After two decades of analysis and environmental testing, the Environmental Protection Agency has recommended adding Newtown Creek to the federal Superfund Priority list, an initial step towards federal intervention to cleaning up the long-polluted Brooklyn waterway.
“Newtown Creek is one of the most grossly contaminated waterways in the country,” said Acting Regional Administrator George Pavlou. “By listing the Creek, EPA can focus on doing the extensive sampling needed to figure out the best way to address the contamination and see the work through.”
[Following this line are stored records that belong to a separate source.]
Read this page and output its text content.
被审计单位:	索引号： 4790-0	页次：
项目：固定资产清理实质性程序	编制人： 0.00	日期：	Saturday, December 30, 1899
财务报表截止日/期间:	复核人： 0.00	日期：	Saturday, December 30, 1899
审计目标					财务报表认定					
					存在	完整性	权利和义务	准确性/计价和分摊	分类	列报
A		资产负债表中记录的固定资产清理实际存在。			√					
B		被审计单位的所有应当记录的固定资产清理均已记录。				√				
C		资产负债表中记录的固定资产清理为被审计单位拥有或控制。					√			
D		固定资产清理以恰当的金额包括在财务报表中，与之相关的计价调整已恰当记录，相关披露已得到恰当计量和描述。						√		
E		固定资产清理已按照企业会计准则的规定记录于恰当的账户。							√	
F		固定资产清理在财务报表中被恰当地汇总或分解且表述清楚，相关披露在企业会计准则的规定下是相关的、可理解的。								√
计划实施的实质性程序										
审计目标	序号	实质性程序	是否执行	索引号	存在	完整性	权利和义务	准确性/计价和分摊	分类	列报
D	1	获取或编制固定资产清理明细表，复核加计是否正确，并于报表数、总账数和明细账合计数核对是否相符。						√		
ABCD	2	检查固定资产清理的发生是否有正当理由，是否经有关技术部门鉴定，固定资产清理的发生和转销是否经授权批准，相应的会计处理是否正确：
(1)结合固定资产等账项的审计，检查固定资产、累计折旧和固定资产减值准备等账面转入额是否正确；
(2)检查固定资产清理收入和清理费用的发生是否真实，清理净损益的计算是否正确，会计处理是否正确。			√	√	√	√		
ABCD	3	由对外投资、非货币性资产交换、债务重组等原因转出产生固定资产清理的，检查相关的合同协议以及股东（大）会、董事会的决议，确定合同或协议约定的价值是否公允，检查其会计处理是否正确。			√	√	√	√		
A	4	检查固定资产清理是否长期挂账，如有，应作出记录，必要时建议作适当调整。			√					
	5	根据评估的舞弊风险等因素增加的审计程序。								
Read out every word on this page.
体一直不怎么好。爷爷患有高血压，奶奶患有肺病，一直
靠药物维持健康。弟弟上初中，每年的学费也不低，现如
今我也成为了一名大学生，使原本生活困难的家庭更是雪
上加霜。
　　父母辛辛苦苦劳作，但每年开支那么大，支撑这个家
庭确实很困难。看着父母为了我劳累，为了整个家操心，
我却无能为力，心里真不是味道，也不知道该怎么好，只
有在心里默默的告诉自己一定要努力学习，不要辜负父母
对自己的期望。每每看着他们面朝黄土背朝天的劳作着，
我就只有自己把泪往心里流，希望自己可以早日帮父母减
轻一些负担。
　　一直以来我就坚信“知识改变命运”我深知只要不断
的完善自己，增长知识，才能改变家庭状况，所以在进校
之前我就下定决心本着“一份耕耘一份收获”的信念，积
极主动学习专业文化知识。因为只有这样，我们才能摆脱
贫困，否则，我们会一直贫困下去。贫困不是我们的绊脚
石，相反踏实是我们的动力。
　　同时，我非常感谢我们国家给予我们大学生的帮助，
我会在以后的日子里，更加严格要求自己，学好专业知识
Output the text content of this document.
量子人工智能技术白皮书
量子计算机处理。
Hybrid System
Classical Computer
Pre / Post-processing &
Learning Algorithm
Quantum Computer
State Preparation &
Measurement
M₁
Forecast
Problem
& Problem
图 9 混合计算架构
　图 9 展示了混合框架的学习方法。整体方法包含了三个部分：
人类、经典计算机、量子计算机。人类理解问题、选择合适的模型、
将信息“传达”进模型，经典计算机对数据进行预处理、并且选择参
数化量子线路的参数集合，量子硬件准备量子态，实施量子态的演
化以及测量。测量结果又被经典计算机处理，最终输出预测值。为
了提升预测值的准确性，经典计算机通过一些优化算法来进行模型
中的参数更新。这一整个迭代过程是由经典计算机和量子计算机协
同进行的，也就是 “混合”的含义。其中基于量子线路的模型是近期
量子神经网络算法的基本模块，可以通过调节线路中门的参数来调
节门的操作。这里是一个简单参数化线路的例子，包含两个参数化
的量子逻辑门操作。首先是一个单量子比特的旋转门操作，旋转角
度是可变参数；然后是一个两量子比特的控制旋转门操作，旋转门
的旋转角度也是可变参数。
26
Testing has occurred on a 3.8-mile site near Newtown Creek by several governmental agencies since 1980.After intense lobbying from Reps. Nydia Velazquez (D-Williamsburg) and Anthony Weiner (D-Sheepshead Bay), the EPA began to get more involved in conducting samples along the creek.After publishing a report in September 2007 reviewing past work and recommendations regarding future work at the creek, the EPA announced it would conduct further investigations over mitigating pollution along the waterway.
Reaction throughout the North Brooklyn community was mixed, as many environmental activists contemplated what effect a federal Superfund designation would have on other environmental problems in the neighborhood.
“I have a lot of questions.Does it mean that Newtown Creek gets clean, how many years will it take, does it mean that the dredging for Newtown Creek takes place or does it slow down the sludge tank,” said Christine Hollowacz, community liaison for the Newtown Creek Monitoring Committee.
Newtown Creek Aliiance member Laura Hofmann felt that she would be unable to comment yet because she did not know what Superfund listing meant for the community.
“ We don’t know if there is money there to cleanup the creek,” said Hofmann.“We have to find out these details before we form an opinion.”
Former City Council candidate and community activist Evan Thies was more optimistic about the federal government’s role in cleaning up the site.
“It’s important that if the EPA is going to proceed, they do it in a way that is mindful of potential impacts to the local community, but it is obviously necessary that drastic measures are taken to clean up the creek since the state has completely failed to expedite the cleanup itself,” said Thies.
The Bloomberg administration, which has been stridently opposed to designating the Gowanus Canal a Superfund site, was measured in its response to Newtown Creek.
“We will be carefully reviewing EPA’s proposal during the public comment period to understand their assessment of the creek’s condition, and the potential impact of a Superfund listing on the city’s current plans in the creek and the surrounding areas,” said Marc LaVorgna, a spokesperson for the mayor.
The city’s position is that naming the Gowanus a Superfund site could forever stigmatize it, jeopardizing over $400 million in private investment planned along the heavily polluted waterway.